On Sunday mornings our disciple class has been wondering about grace. What is the grace of GOD? Jesus teaches us grace today; grace is not self-important. He was not the local medicine man/faith healer. He was the embodiment of a global message of salvation. He did not operate under the false assumption that he could fix every problem in their community. He did not operate without retaining the source of his power and identity as son of God through prayer. His actions required reflection and prayer. There is no bodily healing, no physical hope for salvation that is not accompanied by a spirit life. Just as there is not only spiritual salvation and healing, but Jesus came to redeem and heal the physical world, the whole creation. He teaches us that the rhythm of human life requires that we submit ourselves to a time of solitude and silence before God, as well as time immersed in the sea of human need. Evening and morning is the rhythm of the poem of creation in Genesis one. From the darkness of disease and demon-possession to the dawn of God’s glorious presence. That is the rhythm to which Jesus calls us. It is a holy rhythm and one are invited to connect with in order to receive the salvation he offers. Grace is submitting or surrendering to the wonder of all that God is and all that God gives. We live in a can-do,do it yourself culture. We live in a culture of independence and entitlement where everyone deserves an ipod, a flat screen, and an SUV. We live in an age where the self is idolized as the ultimate good. If its good for me than its good enough. We live in an age of self-doubt, when we assume life is as good as it gets and no one is gonna rescue anyone from the mess we’re in. Your life is your problem, your situation, and miracles are rare.

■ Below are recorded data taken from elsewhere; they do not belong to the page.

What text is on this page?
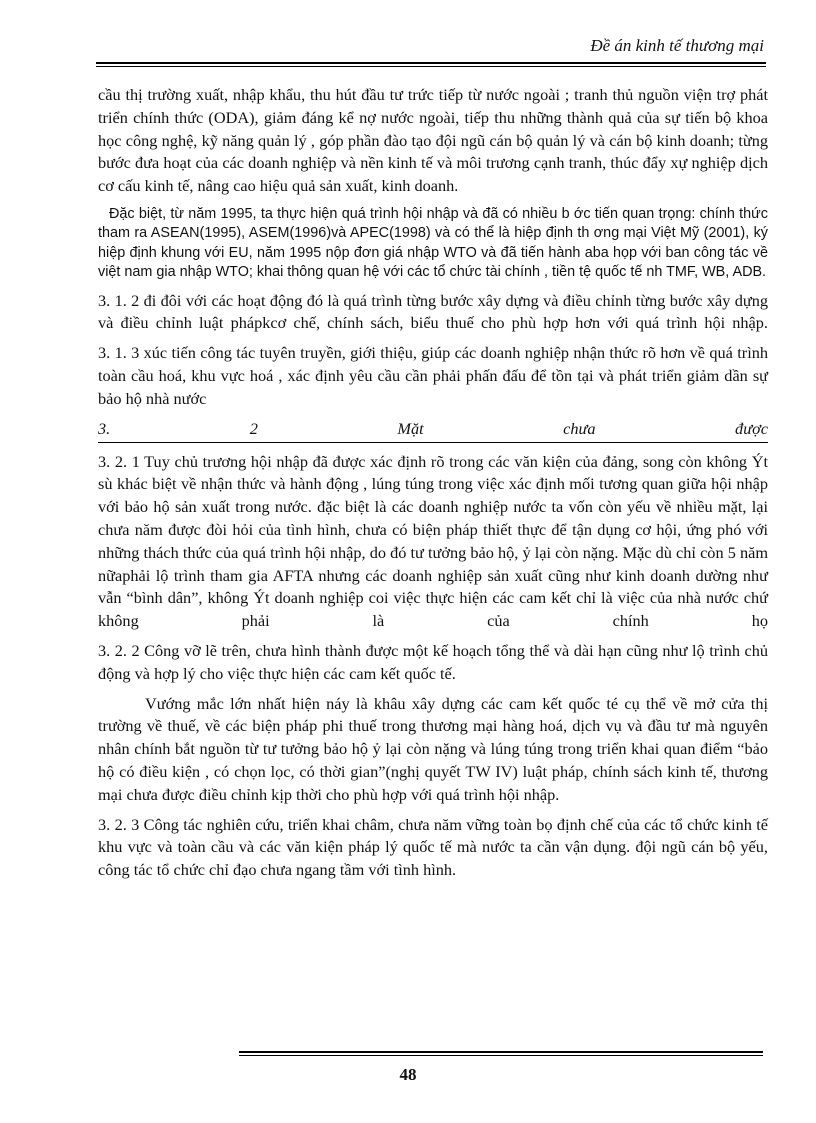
Đề án kinh tế thương mại

cầu thị trường xuất, nhập khẩu, thu hút đầu tư trức tiếp từ nước ngoài ; tranh thủ nguồn viện trợ phát triển chính thức (ODA), giảm đáng kể nợ nước ngoài, tiếp thu những thành quả của sự tiến bộ khoa học công nghệ, kỹ năng quản lý , góp phần đào tạo đội ngũ cán bộ quản lý và cán bộ kinh doanh; từng bước đưa hoạt của các doanh nghiệp và nền kinh tế và môi trương cạnh tranh, thúc đẩy xự nghiệp dịch cơ cấu kinh tế, nâng cao hiệu quả sản xuất, kinh doanh.

Đặc biệt, từ năm 1995, ta thực hiện quá trình hội nhập và đã có nhiều b ớc tiến quan trọng: chính thức tham ra ASEAN(1995), ASEM(1996)và APEC(1998) và có thể là hiệp định th ơng mại Việt Mỹ (2001), ký hiệp định khung với EU, năm 1995 nộp đơn giá nhập WTO và đã tiến hành aba họp với ban công tác về việt nam gia nhập WTO; khai thông quan hệ với các tổ chức tài chính , tiền tệ quốc tế nh TMF, WB, ADB.

3. 1. 2 đi đôi với các hoạt động đó là quá trình từng bước xây dựng và điều chỉnh từng bước xây dựng và điều chỉnh luật phápkcơ chế, chính sách, biểu thuế cho phù hợp hơn với quá trình hội nhập.

3. 1. 3 xúc tiến công tác tuyên truyền, giới thiệu, giúp các doanh nghiệp nhận thức rõ hơn về quá trình toàn cầu hoá, khu vực hoá , xác định yêu cầu cần phải phấn đấu để tồn tại và phát triển giảm dần sự bảo hộ nhà nước

3. 2 Mặt chưa được

3. 2. 1 Tuy chủ trương hội nhập đã được xác định rõ trong các văn kiện của đảng, song còn không Ýt sù khác biệt về nhận thức và hành động , lúng túng trong việc xác định mối tương quan giữa hội nhập với bảo hộ sản xuất trong nước. đặc biệt là các doanh nghiệp nước ta vốn còn yếu về nhiều mặt, lại chưa năm được đòi hỏi của tình hình, chưa có biện pháp thiết thực để tận dụng cơ hội, ứng phó với những thách thức của quá trình hội nhập, do đó tư tưởng bảo hộ, ỷ lại còn nặng. Mặc dù chỉ còn 5 năm nữaphải lộ trình tham gia AFTA nhưng các doanh nghiệp sản xuất cũng như kinh doanh dường như vẫn “bình dân”, không Ýt doanh nghiệp coi việc thực hiện các cam kết chỉ là việc của nhà nước chứ không phải là của chính họ

3. 2. 2 Công vỡ lẽ trên, chưa hình thành được một kế hoạch tổng thể và dài hạn cũng như lộ trình chủ động và hợp lý cho việc thực hiện các cam kết quốc tế.

Vướng mắc lớn nhất hiện náy là khâu xây dựng các cam kết quốc té cụ thể về mở cửa thị trường về thuế, về các biện pháp phi thuế trong thương mại hàng hoá, dịch vụ và đầu tư mà nguyên nhân chính bắt nguồn từ tư tưởng bảo hộ ỷ lại còn nặng và lúng túng trong triển khai quan điểm “bảo hộ có điều kiện , có chọn lọc, có thời gian”(nghị quyết TW IV) luật pháp, chính sách kinh tế, thương mại chưa được điều chỉnh kịp thời cho phù hợp với quá trình hội nhập.

3. 2. 3 Công tác nghiên cứu, triển khai châm, chưa năm vững toàn bọ định chế của các tổ chức kinh tế khu vực và toàn cầu và các văn kiện pháp lý quốc tế mà nước ta cần vận dụng. đội ngũ cán bộ yếu, công tác tổ chức chỉ đạo chưa ngang tầm với tình hình.

48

And then Jesus heals many. And not just anyone. He heals Simon’s mother-in-law, showing us that his ministry was not just general goodness, but had personal consequences for families familiar to the Christian community who first heard this gospel. He didn’t just heal anybody, he healed Simon-Peter’s mother-in-law. And trust me, I know how relieved Peter felt. I can’t do what I do if its not for my mother-in-law. Obviously Peter and his wife had children. And mother-in-laws are critical to the sustainability of a household, especially when the man of the house is exercising discipleship ministry in the church.
Everyone is searching for you, though many do not know it. They don’t know that you are the one whom they seek. So they look in the wrong places, at the wrong person and many are disappointed and leftAnd those of us who know you and what you are about and what you seek to do and be for this world have not shared you with them, either. We have kept you hidden and placid and stained-glassed and pure and have not unleashed yo on this broken and needy world crying out for justice and mercy and love and healing and freedom. But we know you will go, whether we are with you or not. You go. You show up. You offer. You bless. You touch and heal and raise up. Because you are grace. And we need grace. We seek you. Be our Lord and Savior. Amen.